God prepared this magnificent jewel orbiting the sun, a glorious planet with clean water, fertile land, and lush vegetation.  Living creatures of every shape and size were present.  Birds sang the sun up in the morning, and crickets sang the sun down at night.  There were no endangered species.  There were landmasses, pounding oceans, fresh-water lakes, life-sustaining rivers and streams. 

It must have taken God’s breath away the first time he stepped back to survey this wonderful work in progress.  One of the most mesmerizing pictures of the late 20th Century is that photograph of the earth rising above the surface of the moon; Earthrise, they call it.

You can almost picture the angels crowding around, noses pressed against the studio glass in hushed silence, watching God at work. 

What did God create?

God created a magnificent habitat for all – a Dream house.  God gave us a place to call home.  That was his dream.  That was his vision: to create a place where all could live in harmony with God, creation, and one another; where lion and lamb would frolic by day; where child and adder could cuddle by night.

It didn’t last long, of course. Wanting to be “like gods” we destroyed God’s dream house, trashing the environment, hunting majestic creatures into extinction, and our favorite past-time, waging war against all comers. God’s dream was shattered, like a tacky leg lamp crumpled beyond repair.

Many of our dreams lie shattered too. Pink slips are handed out at Christmas parties – shattering dreams; loved ones are killed by drunk drivers – shattering dreams; men in uniform quietly arrive on the front porch to deliver sad news from overseas – shattering dreams. For everything there is a season, but in every season: shattered dreams.

What is God to do?
Closing his eyes, God stretches out a new canvass; God begins to paint – a new hope and a new dream.  He starts with a baby in a manger in a Podunk town in a dustbin land. We can’t see it of course, but God can.

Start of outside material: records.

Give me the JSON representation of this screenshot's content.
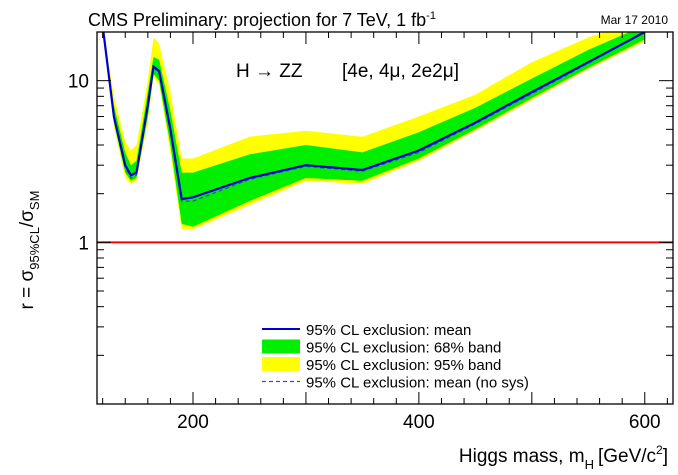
{
  "header": {
    "title_main": "CMS Preliminary: projection for 7 TeV, 1 fb",
    "title_sup": "-1",
    "date": "Mar 17 2010"
  },
  "annotation": {
    "process": "H → ZZ",
    "channels": "[4e, 4μ, 2e2μ]"
  },
  "axes": {
    "x_label_main": "Higgs mass, m",
    "x_label_sub": "H",
    "x_label_unit": "[GeV/c",
    "x_label_unit_sup": "2",
    "x_label_close": "]",
    "y_label_main": "r = σ",
    "y_label_sub1": "95%CL",
    "y_label_slash": "/σ",
    "y_label_sub2": "SM"
  },
  "colors": {
    "band95": "#ffff00",
    "band68": "#00ee00",
    "mean": "#0000cc",
    "nosys": "#4444cc",
    "reference": "#ff0000"
  },
  "chart_data": {
    "type": "line",
    "xlim": [
      115,
      625
    ],
    "ylim": [
      0.1,
      20
    ],
    "y_scale": "log",
    "x_ticks": [
      200,
      400,
      600
    ],
    "y_ticks": [
      {
        "value": 1,
        "label": "1"
      },
      {
        "value": 10,
        "label": "10"
      }
    ],
    "reference_line": 1,
    "legend": {
      "placement": "bottom-center",
      "entries": [
        {
          "label": "95% CL exclusion: mean",
          "style": "line",
          "color": "#0000cc"
        },
        {
          "label": "95% CL exclusion: 68% band",
          "style": "fill",
          "color": "#00ee00"
        },
        {
          "label": "95% CL exclusion: 95% band",
          "style": "fill",
          "color": "#ffff00"
        },
        {
          "label": "95% CL exclusion: mean (no sys)",
          "style": "dashed",
          "color": "#4444cc"
        }
      ]
    },
    "x": [
      120,
      130,
      140,
      145,
      150,
      160,
      165,
      170,
      180,
      190,
      200,
      250,
      300,
      350,
      400,
      450,
      500,
      550,
      600
    ],
    "series": [
      {
        "name": "95% CL exclusion: mean",
        "values": [
          22,
          6.0,
          3.0,
          2.6,
          2.7,
          7.0,
          12.2,
          11.5,
          5.0,
          1.85,
          1.9,
          2.5,
          3.0,
          2.8,
          3.7,
          5.5,
          8.5,
          13.0,
          20
        ]
      },
      {
        "name": "95% CL exclusion: mean (no sys)",
        "values": [
          22,
          5.9,
          2.9,
          2.5,
          2.6,
          6.8,
          12.0,
          11.3,
          4.9,
          1.8,
          1.8,
          2.45,
          2.95,
          2.75,
          3.6,
          5.4,
          8.3,
          12.8,
          20
        ]
      },
      {
        "name": "95% CL exclusion: 68% band",
        "low": [
          22,
          5.5,
          2.7,
          2.4,
          2.5,
          6.0,
          11.0,
          10.0,
          4.0,
          1.3,
          1.25,
          1.8,
          2.5,
          2.4,
          3.3,
          5.0,
          7.8,
          12.0,
          18
        ]
      },
      {
        "name": "95% CL exclusion: 68% band",
        "high": [
          22,
          7.0,
          3.6,
          3.0,
          3.2,
          8.5,
          14.0,
          13.5,
          6.5,
          2.7,
          2.7,
          3.5,
          4.0,
          3.6,
          4.8,
          6.8,
          10.3,
          15.5,
          22
        ]
      },
      {
        "name": "95% CL exclusion: 95% band",
        "low": [
          22,
          5.2,
          2.5,
          2.3,
          2.4,
          5.5,
          10.5,
          9.5,
          3.6,
          1.2,
          1.2,
          1.7,
          2.4,
          2.3,
          3.2,
          4.9,
          7.6,
          11.8,
          17.5
        ]
      },
      {
        "name": "95% CL exclusion: 95% band",
        "high": [
          22,
          8.0,
          4.2,
          3.7,
          4.0,
          10.0,
          18.5,
          17.0,
          8.5,
          3.3,
          3.3,
          4.5,
          4.9,
          4.5,
          6.0,
          8.2,
          13.0,
          18.5,
          24
        ]
      }
    ]
  }
}
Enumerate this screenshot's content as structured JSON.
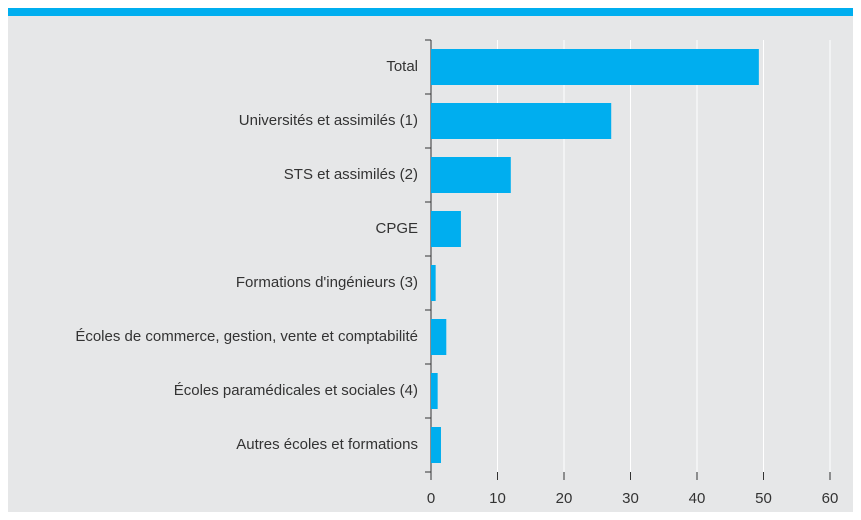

Lying there in manger rude / the child of God is born / and giving birth to hope and peace / he’s here on Christmas morn / and if we deign to shut our eyes / we’ll feel the oils applied / upon the canvass of our lives – these lives for which he died. / So come, ye faithful, raise the strain / for Christ is born – that peace o’er us may reign!

May the good Lord apply the oils of love, joy, and peace upon the canvass of your souls – the substance of hope in this, our valley – his Christmas gift to you.